Hoje estou muito mais afastado do cinema do que estava na época do filme. Sou hoje um ex-cinéfilo, que vê apenas entre vinte e trinta filmes por ano – enquanto em outras épocas eram duzentos, 250 filmes por ano, ou mais. Não estou “vivendo” o cinema e isso é um fator desmotivador para realizar novos filmes, apesar de eu ainda querer fazê-los.
Agora, o que me levou ao cinema? Sempre gostei muito de cinema, desde a infância. Na adolescência fui gostando cada vez mais, especialmente do cinema de autor, do cinema “inteligente”. Percebia ter uma sensibilidade natural para o cinema. Isso inclusive se diferenciava das outras artes – a música, a pintura, o romance etc.; parecia que eu era mais “mainstream”, mais careta, sem tanta abertura ou sensibilidade para elas. O cinema era diferente. Também gostava de crítica de cinema desde uns catorze anos. Queria poder pensar sobre ele. Isso me levou à faculdade, à crítica e à realização.

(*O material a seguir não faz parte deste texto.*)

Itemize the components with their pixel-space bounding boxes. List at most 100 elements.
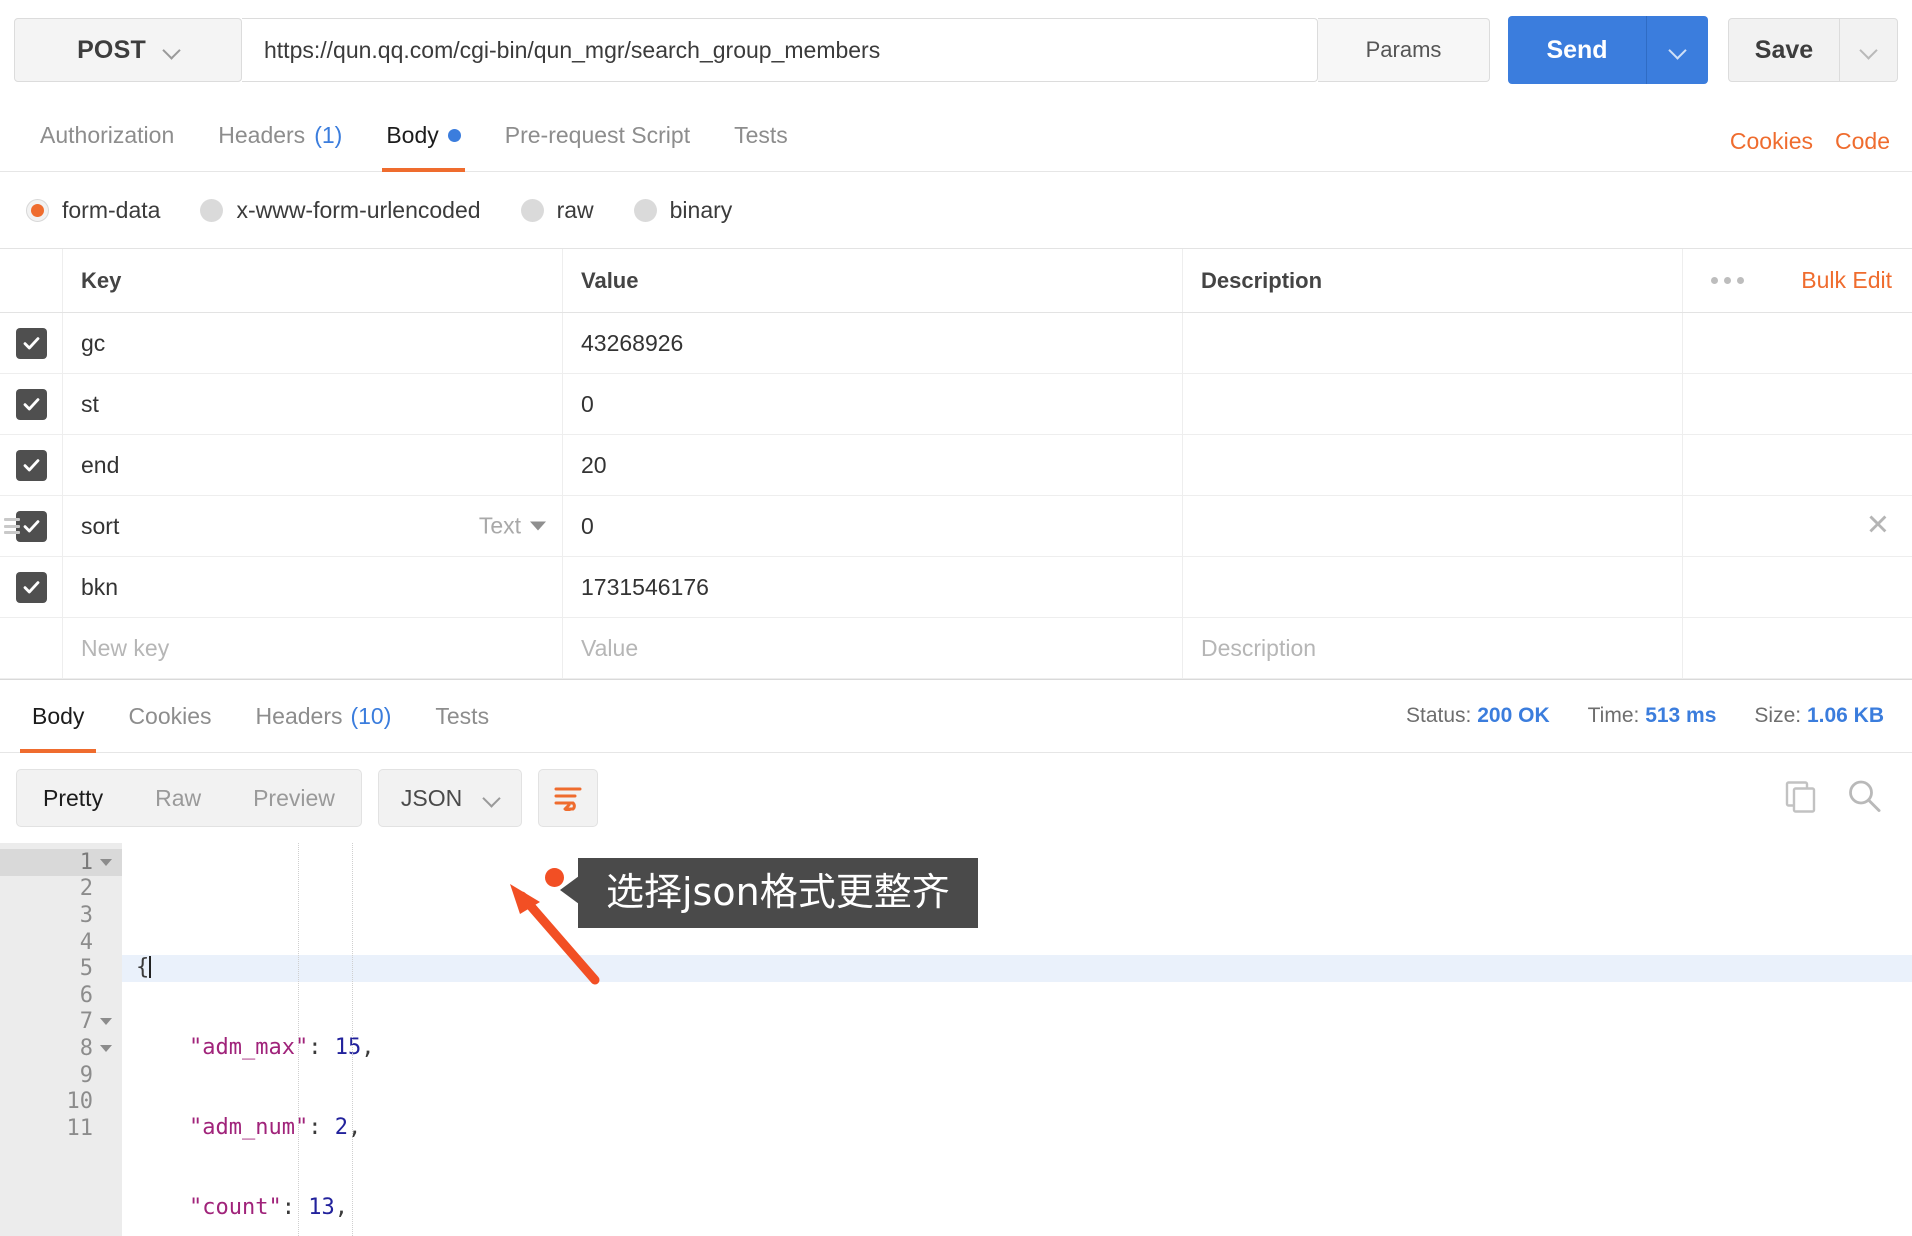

Entrando na graduação em cinema, era natural o desejo de fazer filmes. Como também fui para a área da crítica, a realização era uma espécie de crítica de cinema realizada enquanto filme. Como eu falei, eu achava o cinema universitário de então muito displicente. Fazer o meu filme era uma forma de avaliá-los, de criticá-los. Isso porque a realização consciente sabe dos seus pressupostos sobre cinema; sabe como quer ser visto enquanto filme e isso é uma forma antecipada de crítica de cinema. Diria que é isso.
FICHA TÉCNICA DO FILME
A Premonição | Brasil | 14 minutos | Colorido | Digital | 2013
Direção: João Gabriel Paixão | Direção de Produção: Daniel Pech | Direção de Fotografia: Guilherme S. Francisco | Direção de arte e Figurinos: Déborah Saad | Captação, Edição e mixagem de som: Thiago Sobral | Uma produção Raio Verde Filmes/ Universidade Federal Fluminense | Com Paulo Garcia, Flávio Ozório, Rodrigo Reinoso, Luciana Hazin, Ariane Rocha, Toni Moreira.